GraphEngine
                                
                                
                                
                                    GraphEngine copied to clipboard
                            
                            
                            
                        Question: Graph Engine's CellID generation methods
I have noticed that if the CellID is not given when we new a cell, the code will call CellID = CellIDFactory.NewCellID() to assign the id automatically. NewCellID() method will eventually call Random.NextBytes(byte[] buffer). Could we ignore the id collisions in some rare cases here?
@bingzhangdai nope we should never ignore collisions. You can override the cellid allocation routine to make it collision-aware. this may require distributed consensus and would then be another (big) topic. also related is the string/anyT->cellid hashing algorithm that works in a cluster.
@yatli Thanks! NextSequentialCellID() can generate  a sequentially incremented CellId, which is feasible. Maybe we could bring some ideas from other databases, for example, MongoDB's _id generation method?
I still think this is better to be done by the database, not the user.

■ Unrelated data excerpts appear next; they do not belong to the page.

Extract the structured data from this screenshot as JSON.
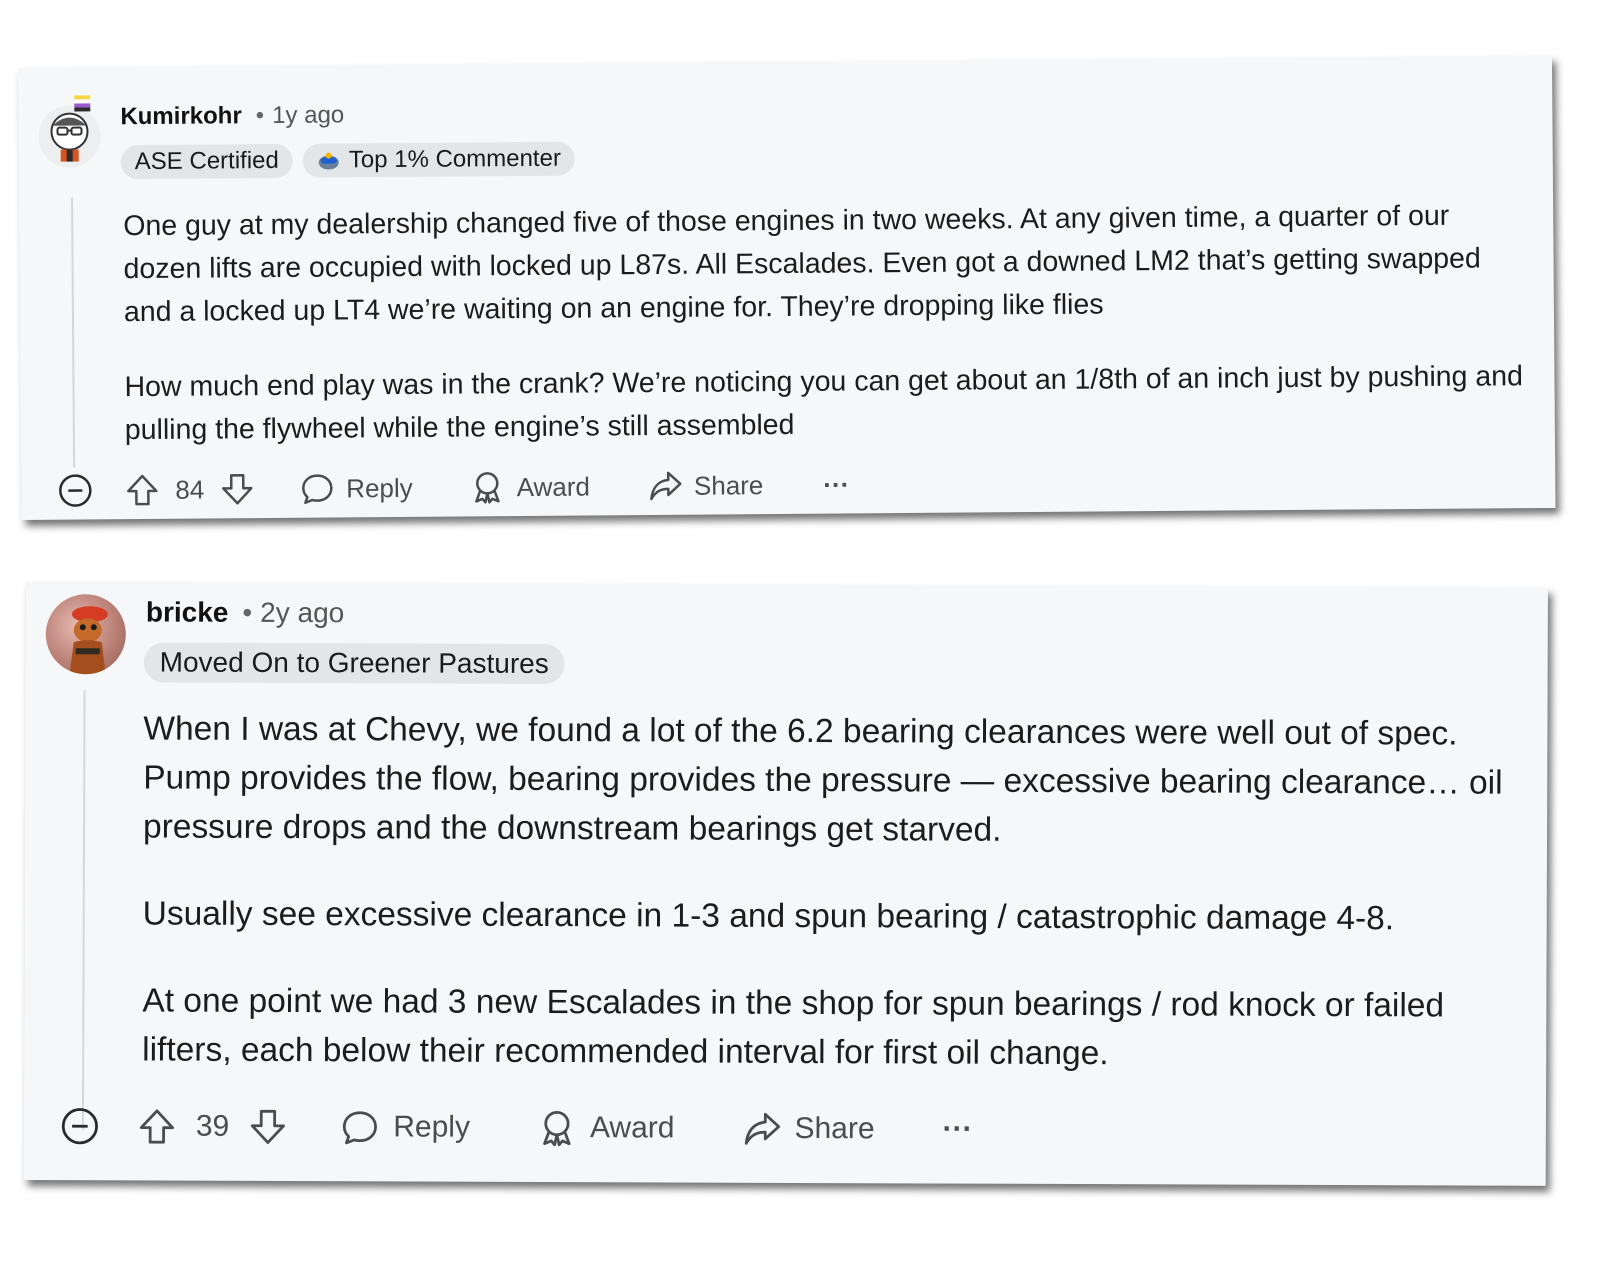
{
  "comments": [
    {
      "username": "Kumirkohr",
      "age": "1y ago",
      "flairs": [
        "ASE Certified",
        "Top 1% Commenter"
      ],
      "paragraphs": [
        "One guy at my dealership changed five of those engines in two weeks. At any given time, a quarter of our dozen lifts are occupied with locked up L87s. All Escalades. Even got a downed LM2 that’s getting swapped and a locked up LT4 we’re waiting on an engine for. They’re dropping like flies",
        "How much end play was in the crank? We’re noticing you can get about an 1/8th of an inch just by pushing and pulling the flywheel while the engine’s still assembled"
      ],
      "votes": "84",
      "actions": {
        "reply": "Reply",
        "award": "Award",
        "share": "Share",
        "more": "···"
      }
    },
    {
      "username": "bricke",
      "age": "2y ago",
      "flairs": [
        "Moved On to Greener Pastures"
      ],
      "paragraphs": [
        "When I was at Chevy, we found a lot of the 6.2 bearing clearances were well out of spec. Pump provides the flow, bearing provides the pressure — excessive bearing clearance… oil pressure drops and the downstream bearings get starved.",
        "Usually see excessive clearance in 1-3 and spun bearing / catastrophic damage 4-8.",
        "At one point we had 3 new Escalades in the shop for spun bearings / rod knock or failed lifters, each below their recommended interval for first oil change."
      ],
      "votes": "39",
      "actions": {
        "reply": "Reply",
        "award": "Award",
        "share": "Share",
        "more": "···"
      }
    }
  ],
  "header": {
    "separator": "•"
  },
  "colors": {
    "card_bg": "#f6f7f8",
    "flair_bg": "#e3e6e9",
    "action_text": "#4a4d50"
  },
  "icons": [
    "collapse-icon",
    "upvote-icon",
    "downvote-icon",
    "reply-icon",
    "award-icon",
    "share-icon",
    "top-commenter-icon"
  ]
}
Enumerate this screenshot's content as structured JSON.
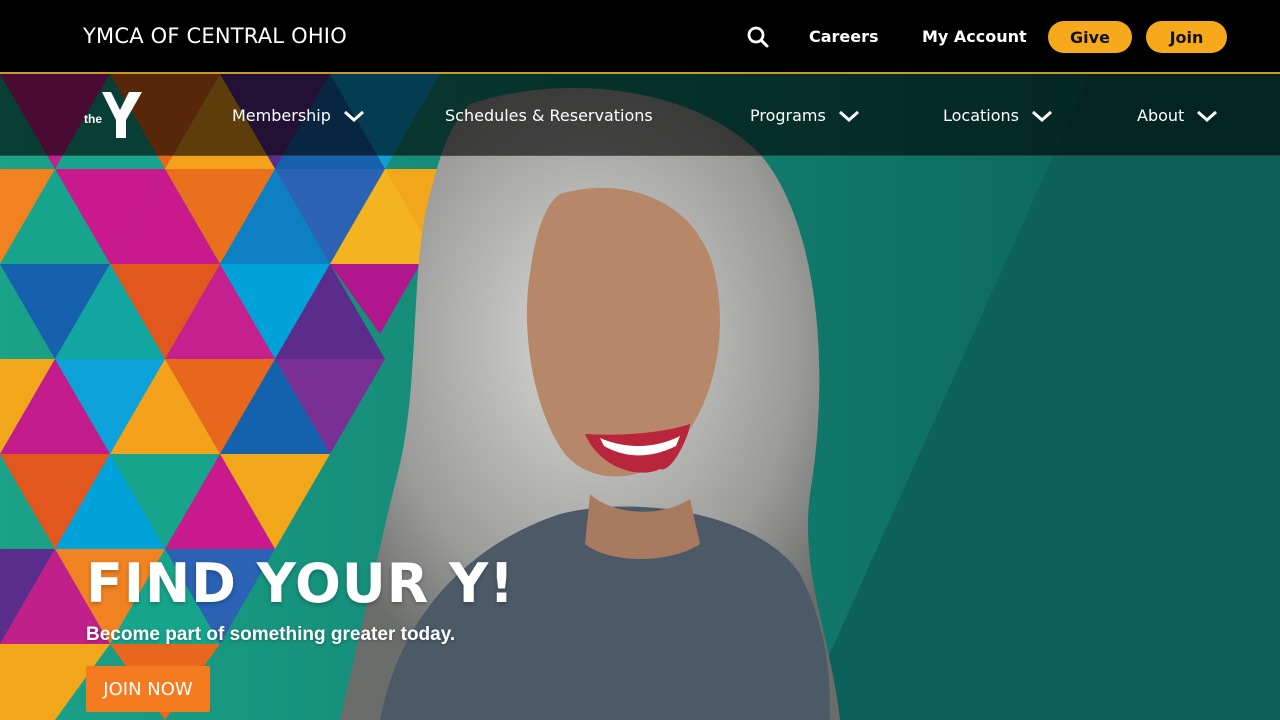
{
  "header": {
    "brand": "YMCA OF CENTRAL OHIO",
    "search_icon": "search-icon",
    "links": {
      "careers": "Careers",
      "my_account": "My Account"
    },
    "buttons": {
      "give": "Give",
      "join": "Join"
    }
  },
  "nav": {
    "logo_alt": "the Y",
    "items": [
      {
        "label": "Membership",
        "dropdown": true
      },
      {
        "label": "Schedules & Reservations",
        "dropdown": false
      },
      {
        "label": "Programs",
        "dropdown": true
      },
      {
        "label": "Locations",
        "dropdown": true
      },
      {
        "label": "About",
        "dropdown": true
      }
    ]
  },
  "hero": {
    "title": "FIND YOUR Y!",
    "subtitle": "Become part of something greater today.",
    "cta": "JOIN NOW"
  },
  "colors": {
    "accent": "#f7a91c",
    "cta": "#f47b20",
    "teal": "#137d73",
    "topbar": "#000000"
  }
}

btw, just as what you mentioned, I raise this concern from #111 actually. I saw a dramatically high CPU utilization by using hash function and bucket (list) to handle the collisions (like distributed hashtable example) with frequent insert/update queries, especially when the graph has more than hundreds of millions vertices. Collision handling process is really unpleasant. :(
@bingzhangdai agreed.. I can feel the pain, as it's also happening on our side. wrt MongoDB _Id, I believe that it has derived from the BSON objectid:
A BSON ObjectID is a 12-byte value consisting of a 4-byte timestamp (seconds since epoch), a 3-byte machine id, a 2-byte process id, and a 3-byte counter
So, 4 extra bytes than our 64-bit cellids, but with this format I'm afraid that there would be even more collisions (only 3 byte counter, limited machineId/processId representation etc.). Looks like MongoDB ignores this issue (lots of 3rd party drivers so it does not know if it's collision or upsertion, anyway).
But overall I think the collision rate would not be high given a strong hash function. I'll be working on an improved version of the distributed hash table when our dynamic cluster model design is finalized.
@yatli absolutely agree with you. When I have to think of collisions, the coding procedure would be less fluent and schema design would become a little bit complex though.
btw, HashHelper.HashString2Int64(string key) does quite well and collision rate is really low. :)